Republicans like Senator Saxby Chambliss (R-Ga.) accused Obama of “once again completely abdicating its responsibility to hold on to deadly terrorists.” As with the Iraq withdrawal itself, Obama’s Republican critics seem to be operating on the assumption that the US can simply go ahead and violate Iraq’s sovereignty without causing any adverse consequences. 

The fear was that Daqduq would be released by the Iraqi government, but it appears he’ll instead be charged with a minor offense associated with his passport.

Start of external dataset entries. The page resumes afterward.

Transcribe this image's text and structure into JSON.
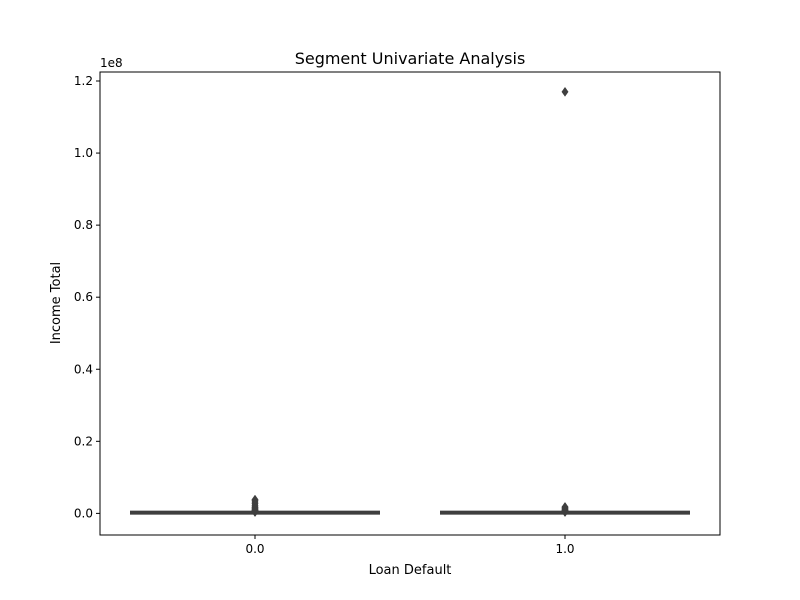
{
  "chart_data": {
    "type": "box",
    "title": "Segment Univariate Analysis",
    "xlabel": "Loan Default",
    "ylabel": "Income Total",
    "y_offset_label": "1e8",
    "categories": [
      "0.0",
      "1.0"
    ],
    "ylim": [
      -6000000,
      122500000
    ],
    "yticks": [
      0,
      0.2,
      0.4,
      0.6,
      0.8,
      1.0,
      1.2
    ],
    "ytick_labels": [
      "0.0",
      "0.2",
      "0.4",
      "0.6",
      "0.8",
      "1.0",
      "1.2"
    ],
    "y_tick_scale": 100000000,
    "grid": false,
    "series": [
      {
        "category": "0.0",
        "box": {
          "whislo": 25650,
          "q1": 112500,
          "median": 148500,
          "q3": 202500,
          "whishi": 337500
        },
        "fliers": [
          360000,
          450000,
          540000,
          630000,
          720000,
          810000,
          900000,
          1080000,
          1350000,
          1575000,
          1800000,
          2250000,
          2700000,
          3150000,
          3600000,
          3825000
        ]
      },
      {
        "category": "1.0",
        "box": {
          "whislo": 25650,
          "q1": 112500,
          "median": 135000,
          "q3": 202500,
          "whishi": 337500
        },
        "fliers": [
          360000,
          450000,
          540000,
          675000,
          810000,
          900000,
          1125000,
          1350000,
          1575000,
          1800000,
          117000000
        ]
      }
    ],
    "colors": {
      "box_line": "#3f3f3f",
      "axes": "#000000"
    }
  }
}
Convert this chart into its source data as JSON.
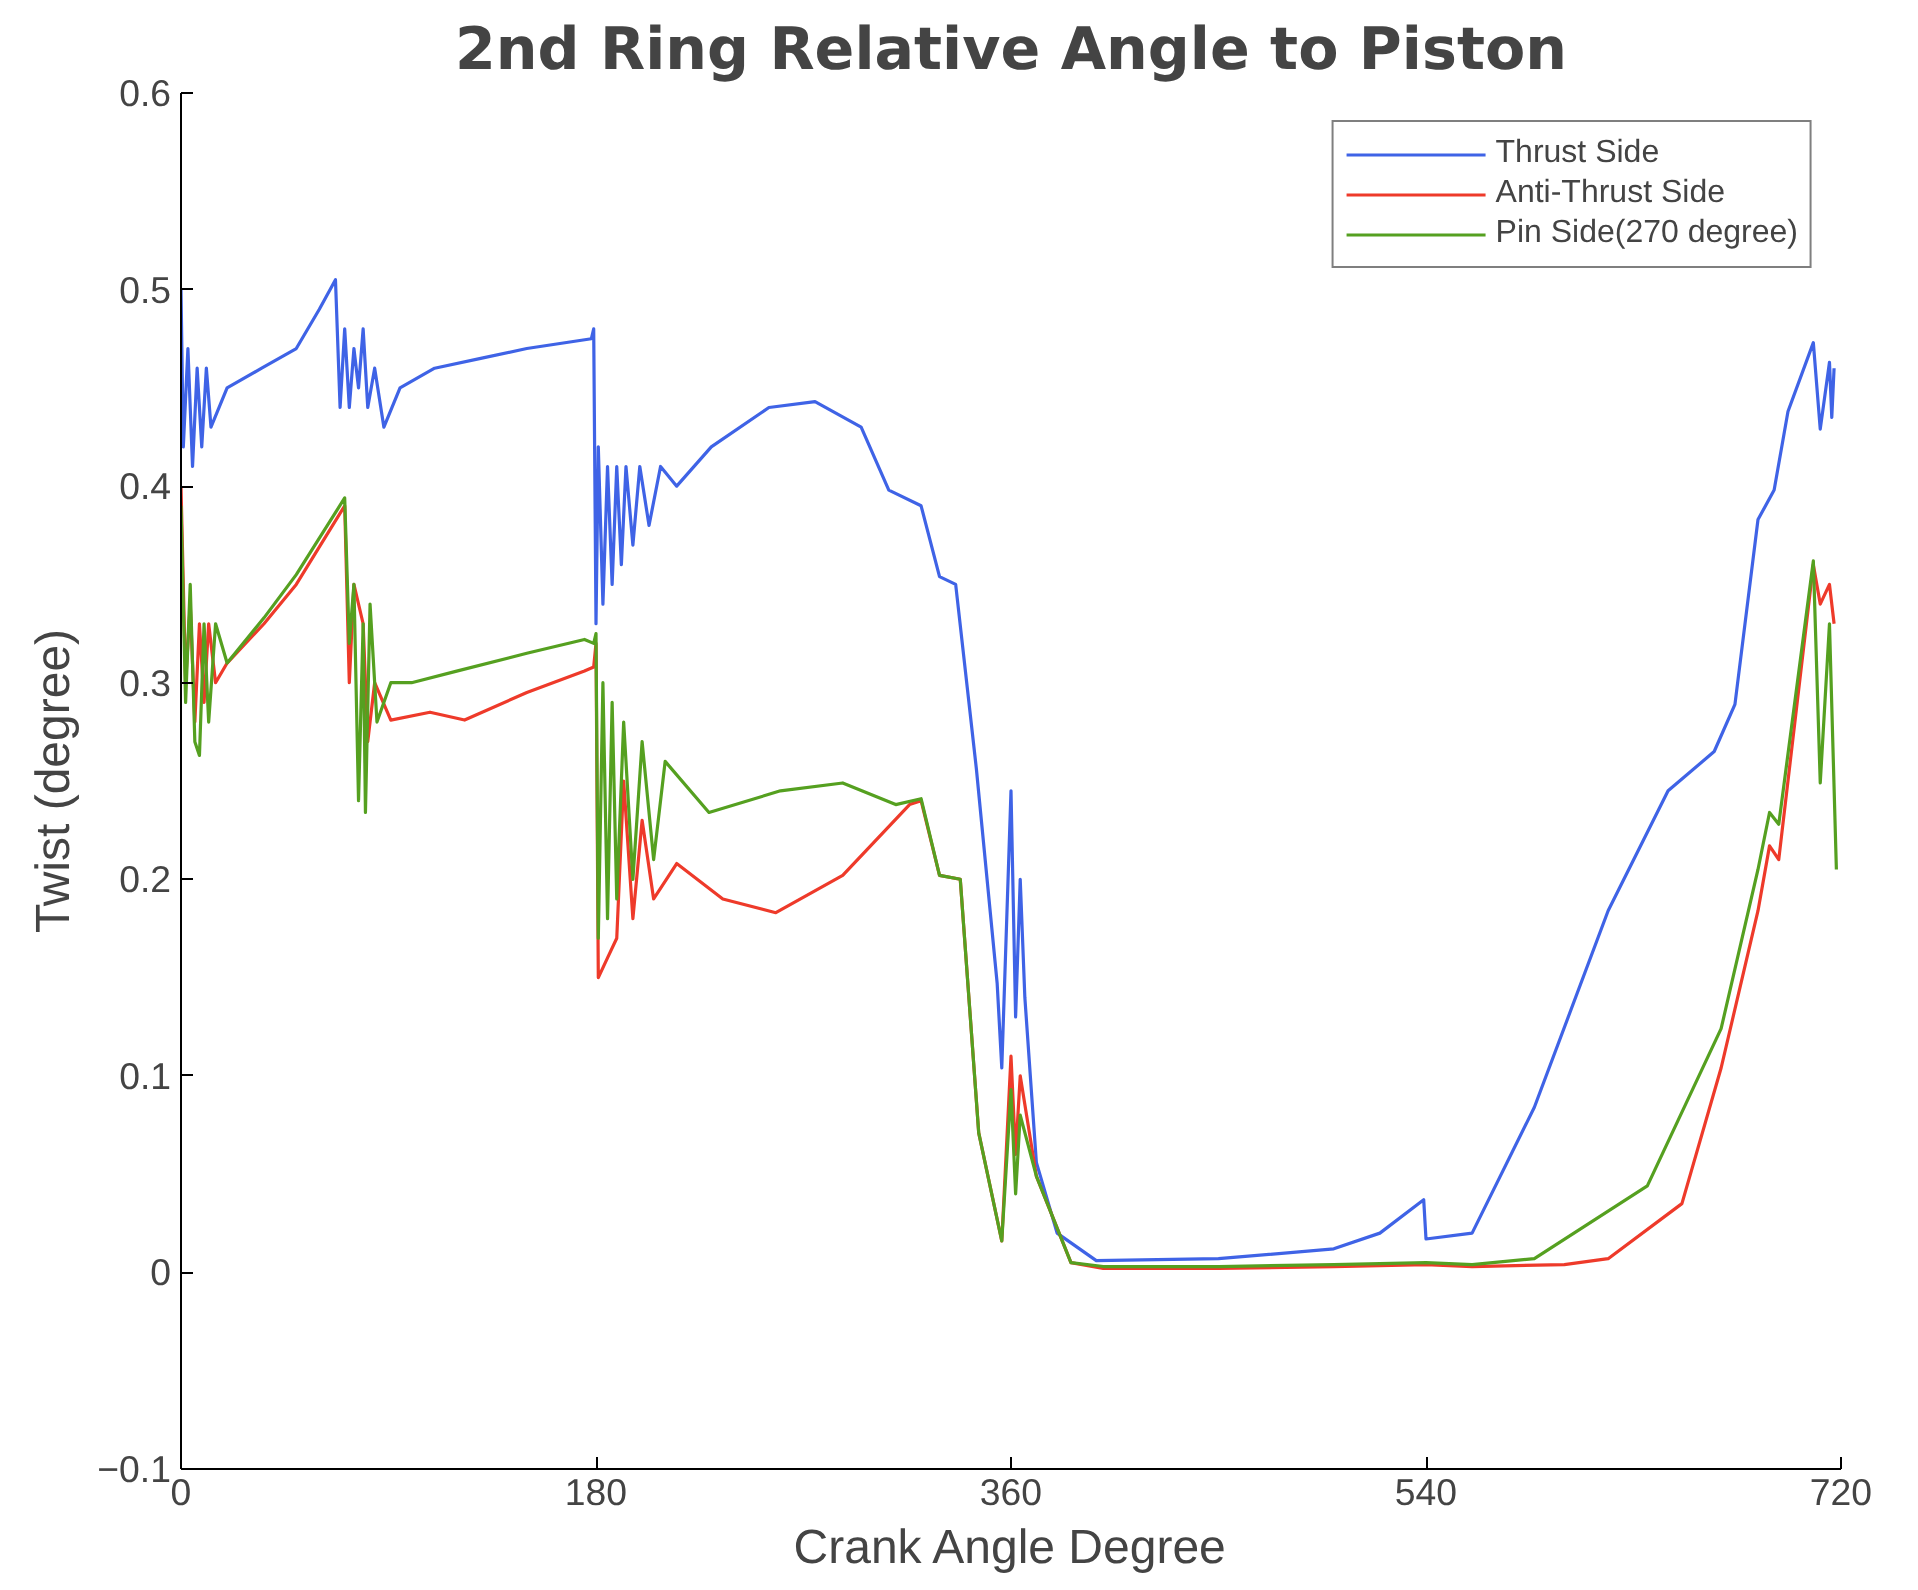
{
  "chart_data": {
    "type": "line",
    "title": "2nd Ring Relative Angle to Piston",
    "xlabel": "Crank Angle Degree",
    "ylabel": "Twist (degree)",
    "xlim": [
      0,
      720
    ],
    "ylim": [
      -0.1,
      0.6
    ],
    "xticks": [
      0,
      180,
      360,
      540,
      720
    ],
    "yticks": [
      -0.1,
      0,
      0.1,
      0.2,
      0.3,
      0.4,
      0.5,
      0.6
    ],
    "grid": false,
    "legend": "top right",
    "marker": "none",
    "line_style": "solid",
    "series": [
      {
        "name": "Thrust Side",
        "color": "#3f63e6",
        "x": [
          0,
          1,
          3,
          5,
          7,
          9,
          11,
          13,
          20,
          35,
          50,
          60,
          67,
          69,
          71,
          73,
          75,
          77,
          79,
          81,
          84,
          88,
          95,
          110,
          130,
          150,
          178,
          179,
          180,
          181,
          183,
          185,
          187,
          189,
          191,
          193,
          196,
          199,
          203,
          208,
          215,
          230,
          255,
          275,
          295,
          307,
          321,
          329,
          336,
          345,
          354,
          356,
          360,
          362,
          364,
          366,
          371,
          380,
          397,
          450,
          500,
          520,
          539,
          540,
          560,
          587,
          619,
          645,
          665,
          674,
          684,
          691,
          697,
          708,
          711,
          715,
          716,
          717
        ],
        "values": [
          0.5,
          0.42,
          0.47,
          0.41,
          0.46,
          0.42,
          0.46,
          0.43,
          0.45,
          0.46,
          0.47,
          0.49,
          0.505,
          0.44,
          0.48,
          0.44,
          0.47,
          0.45,
          0.48,
          0.44,
          0.46,
          0.43,
          0.45,
          0.46,
          0.465,
          0.47,
          0.475,
          0.48,
          0.33,
          0.42,
          0.34,
          0.41,
          0.35,
          0.41,
          0.36,
          0.41,
          0.37,
          0.41,
          0.38,
          0.41,
          0.4,
          0.42,
          0.44,
          0.443,
          0.43,
          0.398,
          0.39,
          0.354,
          0.35,
          0.256,
          0.147,
          0.104,
          0.245,
          0.13,
          0.2,
          0.14,
          0.056,
          0.02,
          0.006,
          0.007,
          0.012,
          0.02,
          0.037,
          0.017,
          0.02,
          0.084,
          0.184,
          0.245,
          0.265,
          0.289,
          0.383,
          0.398,
          0.438,
          0.473,
          0.429,
          0.463,
          0.435,
          0.46
        ]
      },
      {
        "name": "Anti-Thrust Side",
        "color": "#ee3a2a",
        "x": [
          0,
          2,
          4,
          6,
          8,
          10,
          12,
          15,
          20,
          36,
          50,
          71,
          73,
          75,
          79,
          81,
          84,
          91,
          108,
          123,
          150,
          175,
          179,
          180,
          181,
          185,
          189,
          192,
          196,
          200,
          205,
          215,
          235,
          258,
          287,
          316,
          321,
          329,
          338,
          346,
          356,
          360,
          362,
          364,
          371,
          386,
          400,
          450,
          500,
          540,
          560,
          600,
          619,
          651,
          668,
          684,
          689,
          693,
          708,
          711,
          715,
          717
        ],
        "values": [
          0.4,
          0.3,
          0.34,
          0.28,
          0.33,
          0.29,
          0.33,
          0.3,
          0.31,
          0.33,
          0.35,
          0.39,
          0.3,
          0.35,
          0.33,
          0.27,
          0.3,
          0.281,
          0.285,
          0.281,
          0.295,
          0.306,
          0.308,
          0.32,
          0.15,
          0.16,
          0.17,
          0.25,
          0.18,
          0.23,
          0.19,
          0.208,
          0.19,
          0.183,
          0.202,
          0.238,
          0.24,
          0.202,
          0.2,
          0.071,
          0.016,
          0.11,
          0.06,
          0.1,
          0.049,
          0.005,
          0.002,
          0.002,
          0.003,
          0.004,
          0.003,
          0.004,
          0.007,
          0.035,
          0.104,
          0.184,
          0.217,
          0.21,
          0.36,
          0.34,
          0.35,
          0.33
        ]
      },
      {
        "name": "Pin Side(270 degree)",
        "color": "#55a020",
        "x": [
          0,
          2,
          4,
          6,
          8,
          10,
          12,
          15,
          20,
          36,
          50,
          71,
          73,
          75,
          77,
          79,
          80,
          82,
          85,
          91,
          100,
          120,
          150,
          175,
          179,
          180,
          181,
          183,
          185,
          187,
          189,
          192,
          196,
          200,
          205,
          210,
          229,
          260,
          287,
          310,
          321,
          329,
          338,
          346,
          356,
          360,
          362,
          364,
          371,
          386,
          400,
          450,
          500,
          540,
          560,
          587,
          636,
          668,
          684,
          689,
          693,
          708,
          711,
          715,
          718
        ],
        "values": [
          0.39,
          0.29,
          0.35,
          0.27,
          0.263,
          0.33,
          0.28,
          0.33,
          0.31,
          0.333,
          0.355,
          0.394,
          0.32,
          0.35,
          0.24,
          0.33,
          0.234,
          0.34,
          0.28,
          0.3,
          0.3,
          0.306,
          0.315,
          0.322,
          0.32,
          0.325,
          0.17,
          0.3,
          0.18,
          0.29,
          0.19,
          0.28,
          0.2,
          0.27,
          0.21,
          0.26,
          0.234,
          0.245,
          0.249,
          0.238,
          0.241,
          0.202,
          0.2,
          0.071,
          0.016,
          0.093,
          0.04,
          0.08,
          0.049,
          0.005,
          0.003,
          0.003,
          0.004,
          0.005,
          0.004,
          0.007,
          0.044,
          0.124,
          0.205,
          0.234,
          0.228,
          0.362,
          0.249,
          0.33,
          0.205
        ]
      }
    ]
  }
}
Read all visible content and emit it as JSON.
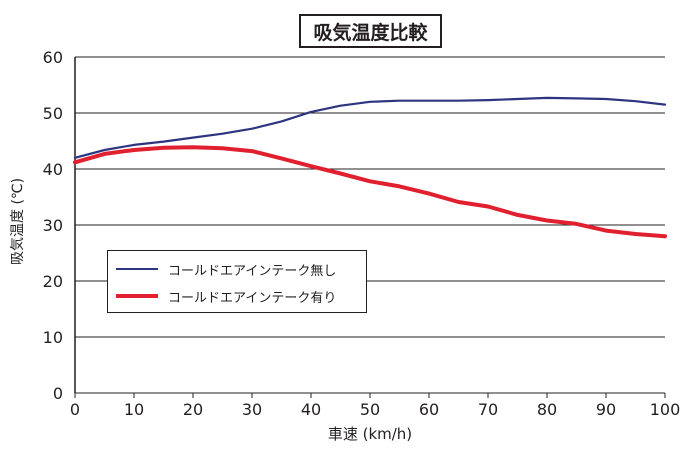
{
  "chart_data": {
    "type": "line",
    "title": "吸気温度比較",
    "xlabel": "車速 (km/h)",
    "ylabel": "吸気温度 (℃)",
    "xlim": [
      0,
      100
    ],
    "ylim": [
      0,
      60
    ],
    "x_ticks": [
      "0",
      "10",
      "20",
      "30",
      "40",
      "50",
      "60",
      "70",
      "80",
      "90",
      "100"
    ],
    "y_ticks": [
      "0",
      "10",
      "20",
      "30",
      "40",
      "50",
      "60"
    ],
    "grid": "horizontal",
    "legend_position": "center-left",
    "series": [
      {
        "name": "コールドエアインテーク無し",
        "color": "#2e3580",
        "x": [
          0,
          5,
          10,
          15,
          20,
          25,
          30,
          35,
          40,
          45,
          50,
          55,
          60,
          65,
          70,
          75,
          80,
          85,
          90,
          95,
          100
        ],
        "values": [
          42.0,
          43.4,
          44.3,
          44.9,
          45.6,
          46.3,
          47.2,
          48.5,
          50.2,
          51.3,
          52.0,
          52.2,
          52.2,
          52.2,
          52.3,
          52.5,
          52.7,
          52.6,
          52.5,
          52.1,
          51.5
        ]
      },
      {
        "name": "コールドエアインテーク有り",
        "color": "#e0202e",
        "x": [
          0,
          5,
          10,
          15,
          20,
          25,
          30,
          35,
          40,
          45,
          50,
          55,
          60,
          65,
          70,
          75,
          80,
          85,
          90,
          95,
          100
        ],
        "values": [
          41.2,
          42.7,
          43.4,
          43.8,
          43.9,
          43.7,
          43.2,
          41.9,
          40.5,
          39.2,
          37.8,
          36.9,
          35.6,
          34.1,
          33.3,
          31.8,
          30.8,
          30.2,
          29.0,
          28.4,
          28.0
        ]
      }
    ]
  }
}
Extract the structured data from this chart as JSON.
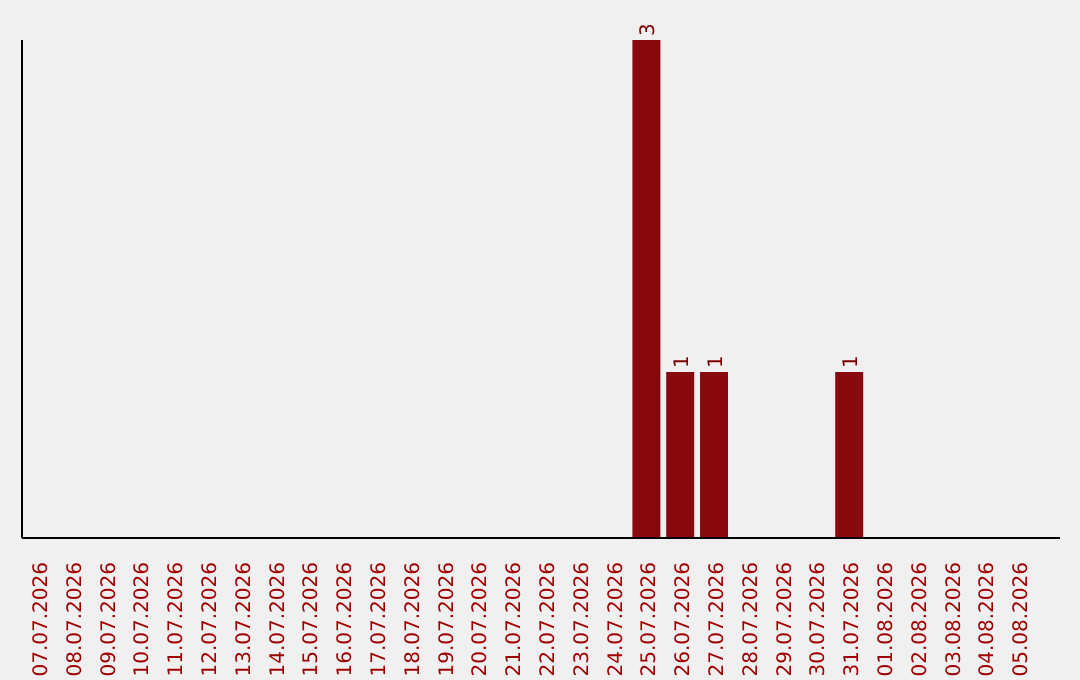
{
  "chart_data": {
    "type": "bar",
    "categories": [
      "07.07.2026",
      "08.07.2026",
      "09.07.2026",
      "10.07.2026",
      "11.07.2026",
      "12.07.2026",
      "13.07.2026",
      "14.07.2026",
      "15.07.2026",
      "16.07.2026",
      "17.07.2026",
      "18.07.2026",
      "19.07.2026",
      "20.07.2026",
      "21.07.2026",
      "22.07.2026",
      "23.07.2026",
      "24.07.2026",
      "25.07.2026",
      "26.07.2026",
      "27.07.2026",
      "28.07.2026",
      "29.07.2026",
      "30.07.2026",
      "31.07.2026",
      "01.08.2026",
      "02.08.2026",
      "03.08.2026",
      "04.08.2026",
      "05.08.2026"
    ],
    "values": [
      null,
      null,
      null,
      null,
      null,
      null,
      null,
      null,
      null,
      null,
      null,
      null,
      null,
      null,
      null,
      null,
      null,
      null,
      3,
      1,
      1,
      null,
      null,
      null,
      1,
      null,
      null,
      null,
      null,
      null
    ],
    "data_labels": true,
    "color": "#880a0e"
  }
}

At Lawfare, Robert Chesney writes that they’re “plenty of blame to go around” for this outcome, but I’d argue that this line in the Associated Press report Chesney links to explains who is really at fault:

Under former President George W. Bush, prosecutors had planned to charge Daqduq in a U.S. criminal court. But those plans were scrapped after President Barack Obama took office and lawmakers began restricting his ability to bring terrorist suspects into the United States for trial.

There’s no guarantee that the Iraqi government would have turned him over if he had been promised a federal trial, but National Security Council spokesman Tommy Vietor told the New York Times that “a transfer to Gitmo was a non-starter for the Iraqi government.” If Daqduq is indeed guilty, the fact that he will not be punished is in part the result of Republicans’ arbitrary politicization of terrorism trials and the Obama administration’s meek acquiescence to them doing so. The consequences to individual rights and liberty here in the United States have been terrible, but the same is true of efforts to hold terrorists responsible for their crimes

*This post has been edited from its original version.